Why is this subject to my derision? It has never once suggested to me anyone that I wish to follow, not even fleetingly. Furthermore, there seems to be no easy way to remove it (although using the adblock addon has been suggested but having this app screws up other sites). Today it presented to me the names of three football clubs. Now, I do follow a certain football club. I am well aware of the other clubs in the league in which they play and if I want to follow them I can jolly well make that choice. Twitter obviously have a cunning plan. They presented to me today three clubs from a different league. Why on earth they think I would look at these mysterious names and wish to follow them, I have not the slightest idea.  You can delete one from the list but it then gets replaced by another. And each time it was another club from a different league.  After a lot of clicks it finally suggested to me something different - the Central Line of the London Tube. Yes, I can see the logic here. I follow the Metropolitan, on which I travel regularly. So naturally, even though as a Londoner I am thoroughly familiar with the entire structure of the transport system, Twitter assumes that I haven't a clue and randomly pulls out another tube line.

Anyway, the rules of Who to Follow Bingo are very simple. Select one of the useless suggestions and click on the little x to remove it. If what replaces it is just as useless score 1 point. If actually relevant and helpful deduct 2 points. First to 10 wins.

And there's a bonus game. See how many clicks it takes before you get a celebrity who someone you follow has chosen to follow as well. This morning I got Stephen Fry in about 20.

Saturday, March 03, 2018

The Customer is King (snigger, snigger)

The latest business that is unable to tell the truth to its customers and chooses instead to dress up something unpalatable in lies and PR speak is E.ON. They have abolished the discount of £30 a year given to all customers who buy both gas and electricity without having a paper bill. They could have explained that, due to the rising costs of wholesale energy and that in order to keep their CEO and his cronies in the style to which they are accustomed, these increases are to be passed on. Unpleasant but truthful. Naturally they chose to wheel in their spin-doctors and the following emerged:

[the changes] ... make it simpler and easier for customers to understand our tariffs and compare them with other suppliers in the market.
Now, as far as I know all, 1 of their competitors continue to offer a dual fuel/paperless discount (although this may cease to be the case as everyone gleefully follows E.ON's lead). In any case, it is one thing to make changes to simplify tariffs that leave customers paying roughly the same as before - if you hike the prices and try to disguise it by saying what a wonderful job we are doing to make things easier for you, then this is mendacity. What is more, they are the ones who chose to make the tariffs complicated and hard to understand in the first place, not their customers. How about apologising for that, at least?
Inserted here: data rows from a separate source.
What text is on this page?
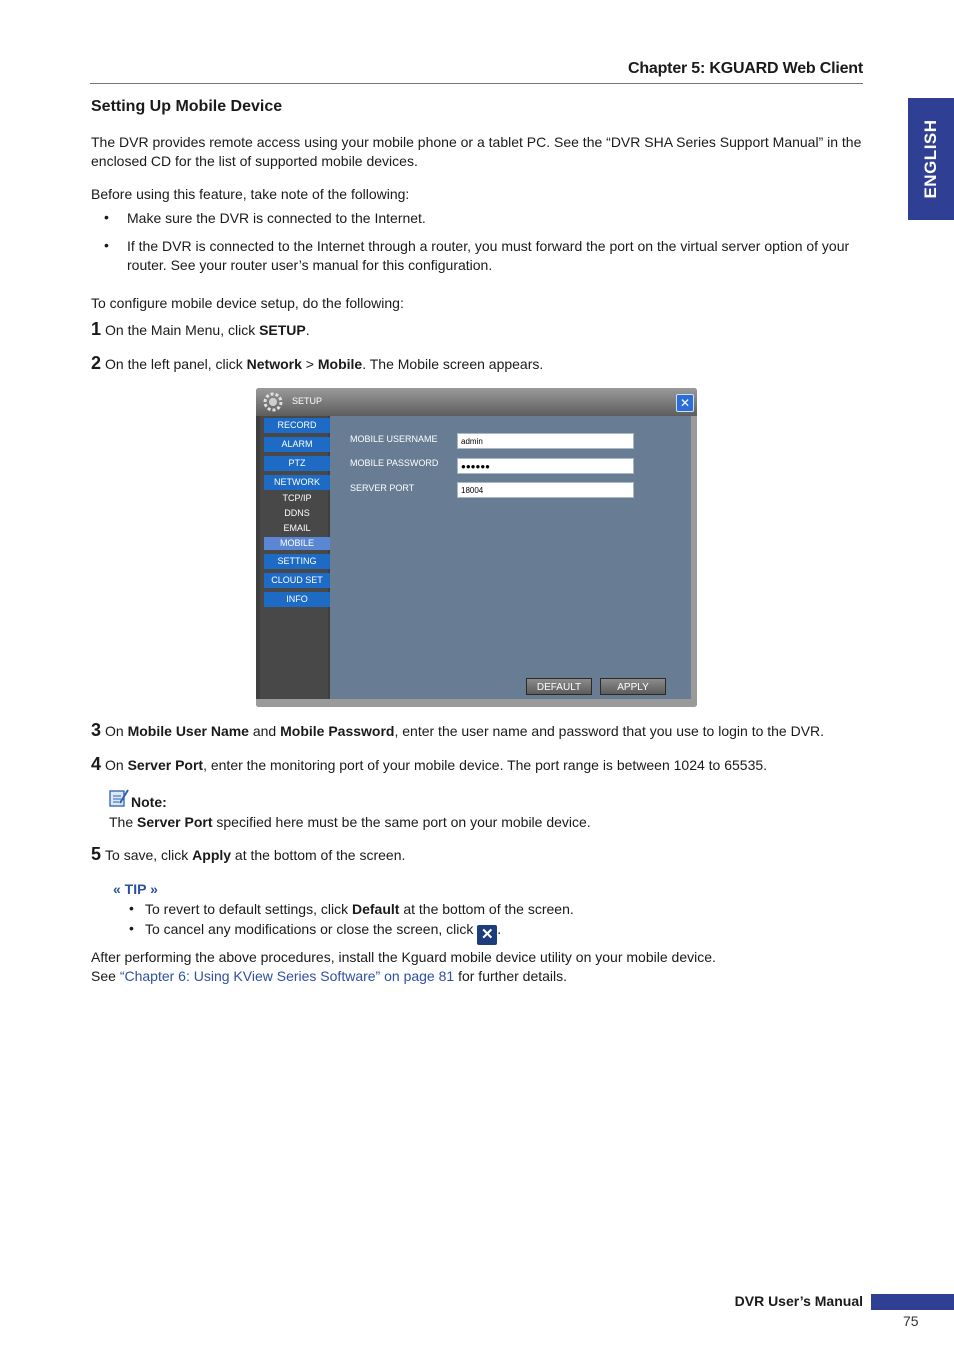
Chapter 5: KGUARD Web Client
ENGLISH
Setting Up Mobile Device
The DVR provides remote access using your mobile phone or a tablet PC. See the “DVR SHA Series Support Manual” in the enclosed CD for the list of supported mobile devices.
Before using this feature, take note of the following:
• Make sure the DVR is connected to the Internet.
• If the DVR is connected to the Internet through a router, you must forward the port on the virtual server option of your router. See your router user’s manual for this configuration.
To configure mobile device setup, do the following:
1 On the Main Menu, click SETUP.
2 On the left panel, click Network > Mobile. The Mobile screen appears.
SETUP	✕
RECORD
ALARM
PTZ
NETWORK
TCP/IP
DDNS
EMAIL
MOBILE
SETTING
CLOUD SET
INFO
MOBILE USERNAME	admin
MOBILE PASSWORD	●●●●●●
SERVER PORT	18004
DEFAULT	APPLY
3 On Mobile User Name and Mobile Password, enter the user name and password that you use to login to the DVR.
4 On Server Port, enter the monitoring port of your mobile device. The port range is between 1024 to 65535.
Note:
The Server Port specified here must be the same port on your mobile device.
5 To save, click Apply at the bottom of the screen.
« TIP »
• To revert to default settings, click Default at the bottom of the screen.
• To cancel any modifications or close the screen, click ✕ .
After performing the above procedures, install the Kguard mobile device utility on your mobile device.
See “Chapter 6: Using KView Series Software” on page 81 for further details.
DVR User’s Manual
75
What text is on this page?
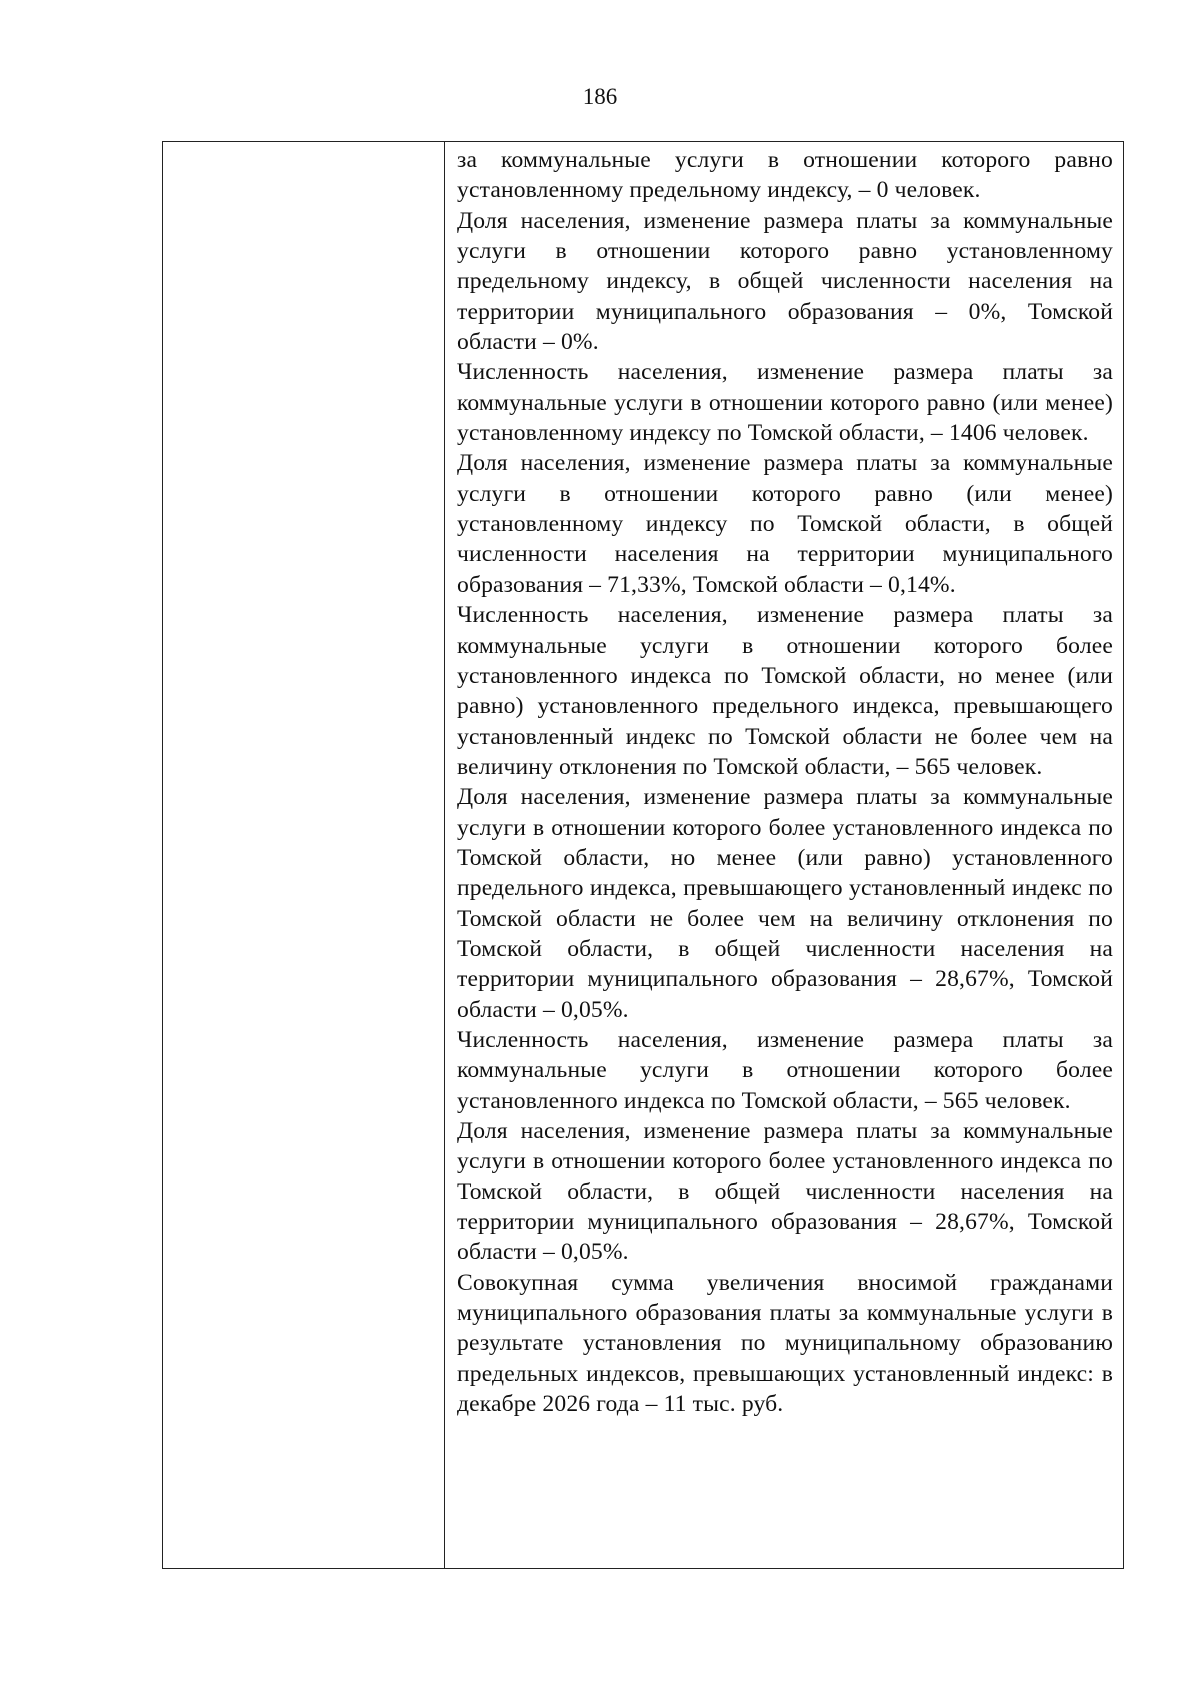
186

за коммунальные услуги в отношении которого равно установленному предельному индексу, – 0 человек.

Доля населения, изменение размера платы за коммунальные услуги в отношении которого равно установленному предельному индексу, в общей численности населения на территории муниципального образования – 0%, Томской области – 0%.

Численность населения, изменение размера платы за коммунальные услуги в отношении которого равно (или менее) установленному индексу по Томской области, – 1406 человек.

Доля населения, изменение размера платы за коммунальные услуги в отношении которого равно (или менее) установленному индексу по Томской области, в общей численности населения на территории муниципального образования – 71,33%, Томской области – 0,14%.

Численность населения, изменение размера платы за коммунальные услуги в отношении которого более установленного индекса по Томской области, но менее (или равно) установленного предельного индекса, превышающего установленный индекс по Томской области не более чем на величину отклонения по Томской области, – 565 человек.

Доля населения, изменение размера платы за коммунальные услуги в отношении которого более установленного индекса по Томской области, но менее (или равно) установленного предельного индекса, превышающего установленный индекс по Томской области не более чем на величину отклонения по Томской области, в общей численности населения на территории муниципального образования – 28,67%, Томской области – 0,05%.

Численность населения, изменение размера платы за коммунальные услуги в отношении которого более установленного индекса по Томской области, – 565 человек.

Доля населения, изменение размера платы за коммунальные услуги в отношении которого более установленного индекса по Томской области, в общей численности населения на территории муниципального образования – 28,67%, Томской области – 0,05%.

Совокупная сумма увеличения вносимой гражданами муниципального образования платы за коммунальные услуги в результате установления по муниципальному образованию предельных индексов, превышающих установленный индекс: в декабре 2026 года – 11 тыс. руб.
1. [Has this been checked at all? Researcher, see me later: Ed]

Thursday, March 01, 2018

Advice to Travellers: Don't!

The cold blast is continuing. Red alerts (danger to life) have been issued for some parts of the country and snow is severely hampering travel everywhere. We only had an inch or so overnight here in beautiful Ruislip but a lot more has been forecast. I usually take the tube to Finchley Road on a Thursday but, fortunately, my class has been cancelled. I say fortunately because here is the current status of the Tube (and one taken from yesterday when I also made that journey)

1st March 10:30 am

28 February 9:20am

Few of the reasons given for the problems mention the weather. It is the usual suspects of faulty signals and defective trains that dominate. Odd that two such awful days should exactly match two of the most difficult days, weather-wise, but you may draw your own conclusions.